A 26-year-old male patient with chronic kidney disease (CKD) of unknown etiology presented to emergency room with multiple complaints. He has felt unwell for at least 1 month. For the previous 2 weeks, he experienced nausea, vomiting, and profound fatigue. He was told a year ago that dialysis was needed, but he has not received medical care regularly. There is no other past medical history. He takes ibuprofen almost daily for headaches, but takes no other medications. Up until about a year ago, he snorted cocaine and methamphetamine regularly, but he denies intravenous (IV) drug use. On physical examination, his blood pressure was 167/108 mm Hg, heart rate was 112 bpm. There was asterixis on exam. Otherwise, physical examination was unremarkable.
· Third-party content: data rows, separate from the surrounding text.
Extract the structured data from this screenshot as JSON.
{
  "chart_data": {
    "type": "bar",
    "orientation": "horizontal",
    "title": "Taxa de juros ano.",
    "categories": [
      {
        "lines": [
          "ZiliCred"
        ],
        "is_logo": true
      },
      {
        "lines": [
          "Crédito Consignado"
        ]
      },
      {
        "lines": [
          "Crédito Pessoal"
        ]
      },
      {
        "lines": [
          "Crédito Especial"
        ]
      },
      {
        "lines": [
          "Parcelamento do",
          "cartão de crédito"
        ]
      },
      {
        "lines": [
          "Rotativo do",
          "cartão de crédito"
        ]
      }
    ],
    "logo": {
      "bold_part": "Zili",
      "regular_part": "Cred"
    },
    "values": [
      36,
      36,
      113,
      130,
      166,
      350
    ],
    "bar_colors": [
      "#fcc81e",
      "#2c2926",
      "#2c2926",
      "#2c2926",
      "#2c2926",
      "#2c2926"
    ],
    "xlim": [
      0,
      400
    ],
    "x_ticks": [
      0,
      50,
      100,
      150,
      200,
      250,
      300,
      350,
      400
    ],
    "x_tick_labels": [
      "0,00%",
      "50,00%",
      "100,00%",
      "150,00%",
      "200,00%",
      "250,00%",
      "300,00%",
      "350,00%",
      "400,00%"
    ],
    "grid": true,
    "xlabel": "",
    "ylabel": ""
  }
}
Laboratory tests showed serum Na 134 mmol/L, potassium 6.2 mmol/L, chloride 98 mmol/L, CO2 8 mmol/L, BUN >200 mg/dL, serum creatinine 25 mg/dL, calcium 4.5 mg/dL, phosphorus 11 mg/dL, albumin 4.2 g/dL. Hemoglobin was 4.8 g/dL. Venous blood gas showed pH 7.11 and PCO2 23. Lactic acid was 1.0 mmol/L.
EKG showed no acute changes. Chest X-ray revealed modest pulmonary edema. A stat ultrasound showed atrophic echogenic kidneys (both kidneys with length <6.5 cm) with no hydronephrosis (Figure 1).
In the emergency department, the patient started to develop hypoxia requiring high-flow oxygen. A temporary dialysis catheter was placed and nephrology was consulted. Two units of blood transfusion was also ordered.